De overboekingen door aangevers [slachtoffer] en [slachtoffer] hebben plaatsgevonden buiten de ten laste gelegde periode. Verdachte heeft geen geld witgewassen dat toebehoort aan aangever [slachtoffer] , omdat uit diens aangifte blijkt dat het geld toebehoort aan [slachtoffer] . De betalingen door [slachtoffer] , [slachtoffer] , [slachtoffer] en [slachtoffer] zijn direct of indirect op bankrekeningen van verdachte gestort, maar uit het dossier blijkt dat medeverdachte [medeverdachte] over de bankpassen en pincode beschikte en verdachte geen weet heeft gehad van de oplichtingen, zodat verdachte niet als medepleger kan worden aangemerkt. Verdachte kan evenmin als medeplichtige worden aangemerkt omdat zij geen opzet heeft gehad op het gronddelict en het gronddelict niet opzettelijk heeft ondersteund.
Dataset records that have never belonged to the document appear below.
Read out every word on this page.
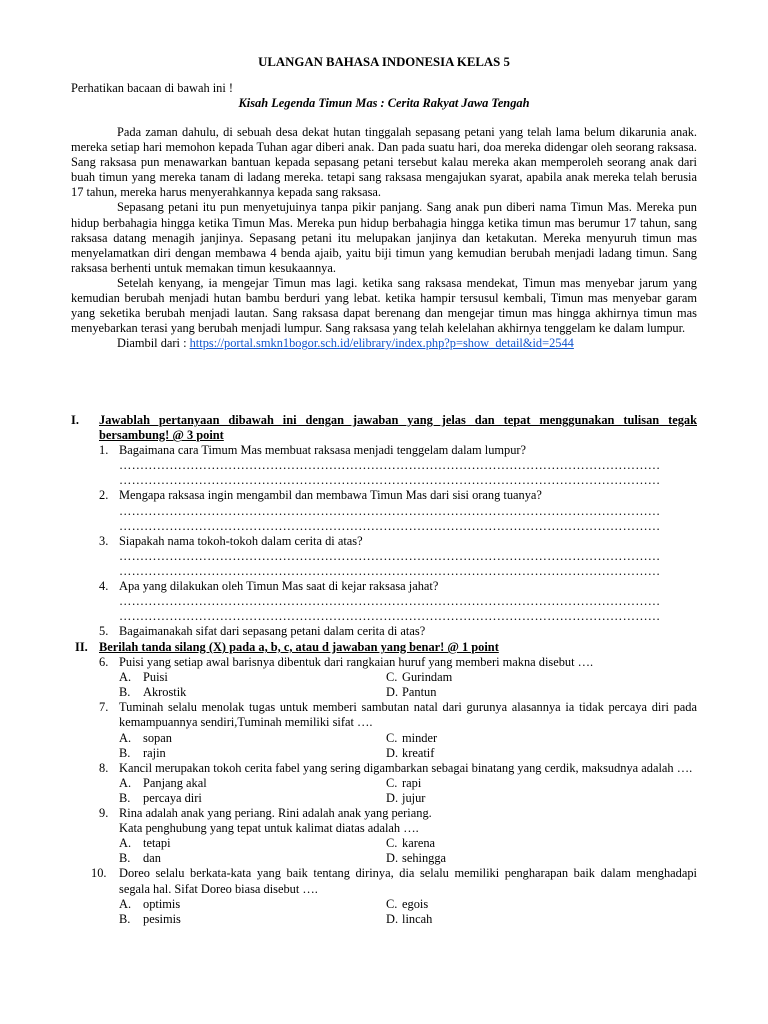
ULANGAN BAHASA INDONESIA KELAS 5
Perhatikan bacaan di bawah ini !
Kisah Legenda Timun Mas : Cerita Rakyat Jawa Tengah

Pada zaman dahulu, di sebuah desa dekat hutan tinggalah sepasang petani yang telah lama belum dikarunia anak. mereka setiap hari memohon kepada Tuhan agar diberi anak. Dan pada suatu hari, doa mereka didengar oleh seorang raksasa. Sang raksasa pun menawarkan bantuan kepada sepasang petani tersebut kalau mereka akan memperoleh seorang anak dari buah timun yang mereka tanam di ladang mereka. tetapi sang raksasa mengajukan syarat, apabila anak mereka telah berusia 17 tahun, mereka harus menyerahkannya kepada sang raksasa.

Sepasang petani itu pun menyetujuinya tanpa pikir panjang. Sang anak pun diberi nama Timun Mas. Mereka pun hidup berbahagia hingga ketika Timun Mas. Mereka pun hidup berbahagia hingga ketika timun mas berumur 17 tahun, sang raksasa datang menagih janjinya. Sepasang petani itu melupakan janjinya dan ketakutan. Mereka menyuruh timun mas menyelamatkan diri dengan membawa 4 benda ajaib, yaitu biji timun yang kemudian berubah menjadi ladang timun. Sang raksasa berhenti untuk memakan timun kesukaannya.

Setelah kenyang, ia mengejar Timun mas lagi. ketika sang raksasa mendekat, Timun mas menyebar jarum yang kemudian berubah menjadi hutan bambu berduri yang lebat. ketika hampir tersusul kembali, Timun mas menyebar garam yang seketika berubah menjadi lautan. Sang raksasa dapat berenang dan mengejar timun mas hingga akhirnya timun mas menyebarkan terasi yang berubah menjadi lumpur. Sang raksasa yang telah kelelahan akhirnya tenggelam ke dalam lumpur.

Diambil dari : https://portal.smkn1bogor.sch.id/elibrary/index.php?p=show_detail&id=2544
I.	Jawablah pertanyaan dibawah ini dengan jawaban yang jelas dan tepat menggunakan tulisan tegak bersambung! @ 3 point
1. Bagaimana cara Timum Mas membuat raksasa menjadi tenggelam dalam lumpur?
…………………………………………………………………………………………………………………
…………………………………………………………………………………………………………………
2. Mengapa raksasa ingin mengambil dan membawa Timun Mas dari sisi orang tuanya?
…………………………………………………………………………………………………………………
…………………………………………………………………………………………………………………
3. Siapakah nama tokoh-tokoh dalam cerita di atas?
…………………………………………………………………………………………………………………
…………………………………………………………………………………………………………………
4. Apa yang dilakukan oleh Timun Mas saat di kejar raksasa jahat?
…………………………………………………………………………………………………………………
…………………………………………………………………………………………………………………
5. Bagaimanakah sifat dari sepasang petani dalam cerita di atas?
II. Berilah tanda silang (X) pada a, b, c, atau d jawaban yang benar! @ 1 point
6. Puisi yang setiap awal barisnya dibentuk dari rangkaian huruf yang memberi makna disebut ….
A. Puisi	C. Gurindam
B.	Akrostik	D. Pantun
7. Tuminah selalu menolak tugas untuk memberi sambutan natal dari gurunya alasannya ia tidak percaya diri pada kemampuannya sendiri,Tuminah memiliki sifat ….
A. sopan	C. minder
B.	rajin	D. kreatif
8. Kancil merupakan tokoh cerita fabel yang sering digambarkan sebagai binatang yang cerdik, maksudnya adalah ….
A. Panjang akal	C. rapi
B.	percaya diri	D. jujur
9. Rina adalah anak yang periang. Rini adalah anak yang periang.
Kata penghubung yang tepat untuk kalimat diatas adalah ….
A. tetapi	C. karena
B.	dan	D. sehingga
10.	Doreo selalu berkata-kata yang baik tentang dirinya, dia selalu memiliki pengharapan baik dalam menghadapi segala hal. Sifat Doreo biasa disebut ….
A. optimis	C. egois
B.	pesimis	D. lincah
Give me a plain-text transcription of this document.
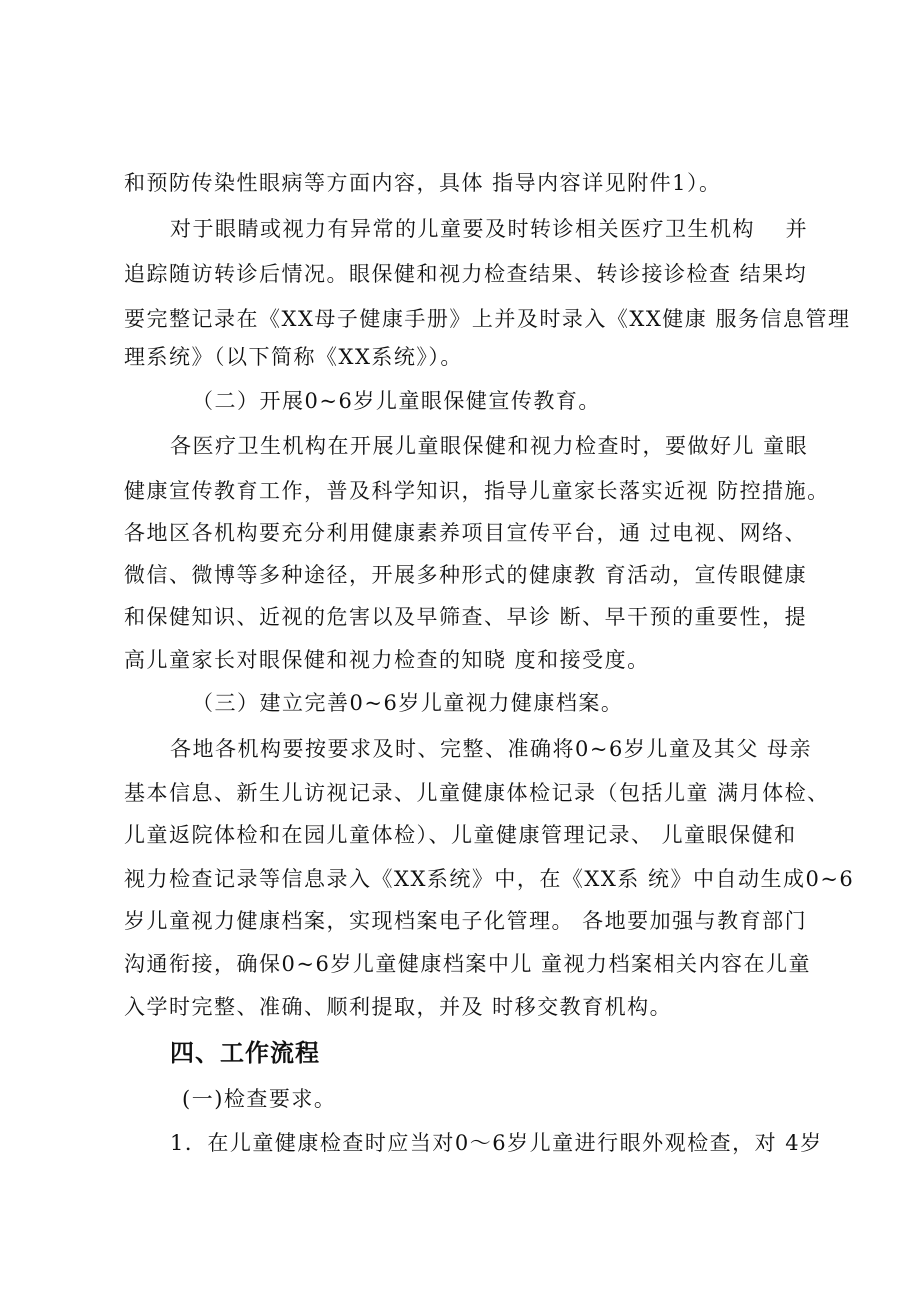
和预防传染性眼病等方面内容，具体 指导内容详见附件1）。
对于眼睛或视力有异常的儿童要及时转诊相关医疗卫生机构　 并
追踪随访转诊后情况。眼保健和视力检查结果、转诊接诊检查 结果均
要完整记录在《XX母子健康手册》上并及时录入《XX健康 服务信息管理
理系统》（以下简称《XX系统》）。
（二）开展0~6岁儿童眼保健宣传教育。
各医疗卫生机构在开展儿童眼保健和视力检查时，要做好儿 童眼
健康宣传教育工作，普及科学知识，指导儿童家长落实近视 防控措施。
各地区各机构要充分利用健康素养项目宣传平台，通 过电视、网络、
微信、微博等多种途径，开展多种形式的健康教 育活动，宣传眼健康
和保健知识、近视的危害以及早筛查、早诊 断、早干预的重要性，提
高儿童家长对眼保健和视力检查的知晓 度和接受度。
（三）建立完善0~6岁儿童视力健康档案。
各地各机构要按要求及时、完整、准确将0~6岁儿童及其父 母亲
基本信息、新生儿访视记录、儿童健康体检记录（包括儿童 满月体检、
儿童返院体检和在园儿童体检）、儿童健康管理记录、 儿童眼保健和
视力检查记录等信息录入《XX系统》中，在《XX系 统》中自动生成0~6
岁儿童视力健康档案，实现档案电子化管理。 各地要加强与教育部门
沟通衔接，确保0~6岁儿童健康档案中儿 童视力档案相关内容在儿童
入学时完整、准确、顺利提取，并及 时移交教育机构。
四、工作流程
(一)检查要求。
1．在儿童健康检查时应当对0～6岁儿童进行眼外观检查，对 4岁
Aangeefster [slachtoffer] heeft geld overgeboekt naar een bankrekening van verdachte, maar zij heeft geen weet gehad van deze overboekingen en contante geldopnames. Ook is het niet verdachte geweest die de opnamelimietheeft verhoogd. [medeverdachte] heeft verklaard dat hij beschikte over de telefoon van verdachte en dat hij deze telefoon en code aan een jongen uit Drachten heeft gegeven. Medeplegen van witwassen kan niet worden bewezen, net zo min als medeplichtigheid daaraan omdat opzet op het gronddelict niet kan worden vastgesteld.
Oordeel van de rechtbank
Aangevers [slachtoffer] en [slachtoffer]
Aan verdachte is ten laste gelegd dat zij in de periode van 24 maart 2020 tot en met 28 augustus 2021 kort gezegd geldbedragen heeft witgewassen die onder meer toebehoren aan aangevers [slachtoffer] en [slachtoffer] . Uit hun aangiftes blijkt dat zij de in de tenlastelegging opgenomen geldbedragen hebben overgeboekt in de periode van 12 maart 2020 tot en met 16 maart 2020. Omdat deze overboekingen niet hebben plaatsgevonden in de pleegperiode zoals ten laste is gelegd, zal de rechtbank verdachte vrijspreken van het witwassen van geldbedragen die toebehoren aan aangevers [slachtoffer] en [slachtoffer] . Anders dan de officier van justitie heeft aangevoerd, kan dit niet worden uitgelegd als een kennelijke verschrijving.
Aangever [slachtoffer]
De rechtbank ziet in het dossier geen enkele relatie tussen de overboeking door aangever [slachtoffer] en (een bankrekening op naam van) verdachte, zodat de rechtbank verdachte zal vrijspreken van het witwassen van een geldbedrag dat toebehoort aan aangever [slachtoffer] .
Aangevers [slachtoffer] , [slachtoffer] , [slachtoffer] en [slachtoffer]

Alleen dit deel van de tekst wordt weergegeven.